There has been a great deal written about our tandem, by me and others, which is now almost at the end of its 100-day money-back guarantee period.
In spite of the hub problem in Scotland, I am very peased with it. It’s not built for speed, which suits us, but a very solid kind of ride: no “twitchiness” and feels very reliable on downhills and corners. Having said that, we have had it over 46mph on a downhill but gravity was the cause, not our fast pedalling.
I was already familiar with Rohloff hubs as I have one on my solo machine. Occasionally I feel as though we ought to have one gear higher than we have – it’s not that uncommon for us to be bowling along on the flat in top gear doing about 25 mph – but that would sacrifice the bottom gear, which we need, even in Essex.
The S & S couplings are fantastic. It’s easy to dismantle the bike in about 2 minutes for putting on trains, but usually takes a little longer to re-assemble as the frame tubes have to be lined up. I haven’t tried doing this on my own, but I would think that it would be very hard with just two hands.
We thought we would miss the drum brake – we had one on our Claud – but the rim brakes on the tungsten rims are superb. Terrific stopping power, and the ear-splitting squealing that they emitted when new has now gone.

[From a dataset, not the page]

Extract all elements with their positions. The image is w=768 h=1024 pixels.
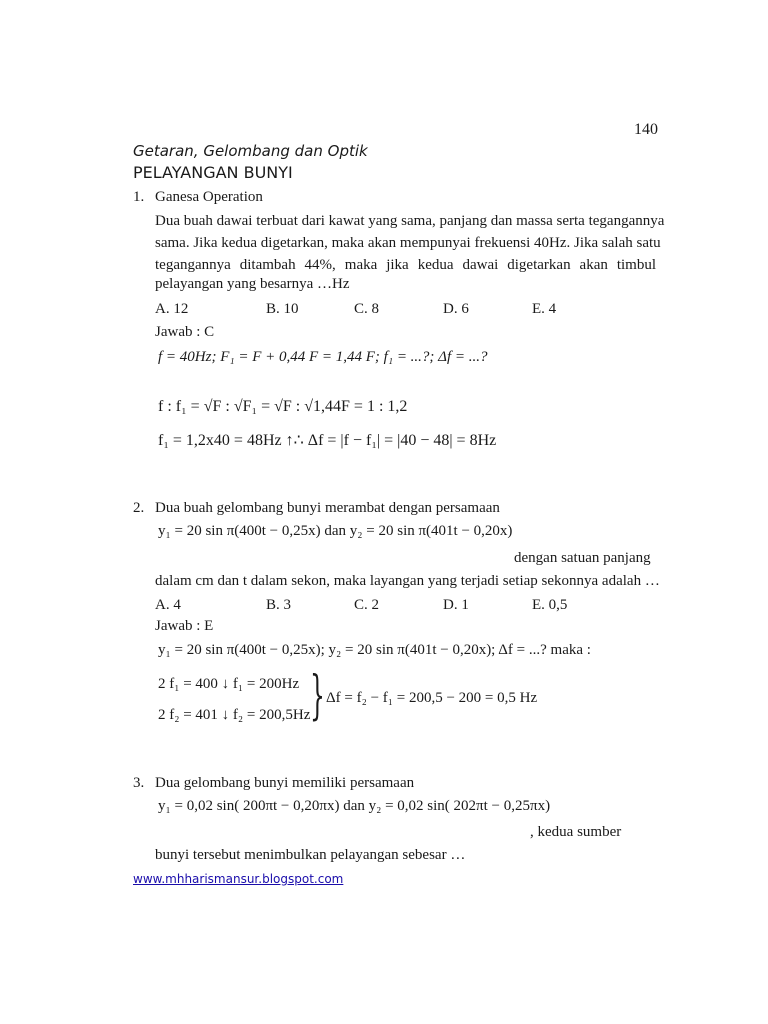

We equipped ours with Carradice panniers – front, rear, bar bag & kit-bag – and it easily carried everything we needed for our Scottish trip. Whether we would have had the hub flange break if we had been less heavily-laden I don’t know, but the alternative would have been a Y-frame trailer, assuming that you can fit one to a Rohloff hub. I haven’t researched that, but the handling even with the amount of luggage we had was excellent, and I would be reluctant to sacrifice that.
I am prepared to accept that the problem we had is very rare, but I still think it shouldn’t happen. I think that there is little doubt that our combined weight, the luggage and some of the terrain we crossed is getting close to the edge of what is reasonable, but having said that a hub should not break before a spoke does. If Rohloff’s estimate is correct that this only affects 1 in 1000 hubs, then if it happens again to us it will be 1 in a million.
I definitely think that the Panaracer Pasela tyres were not up to the job. Andy Blance, Thorn’s “main man” when it comes to frames and technical matters, sounded more surprised with our tyre problems than he did with the hub problem. PPs may be OK for a lightly-built crew, but Schwalbe Marathon Pluses are the heavy-duty choice in my book.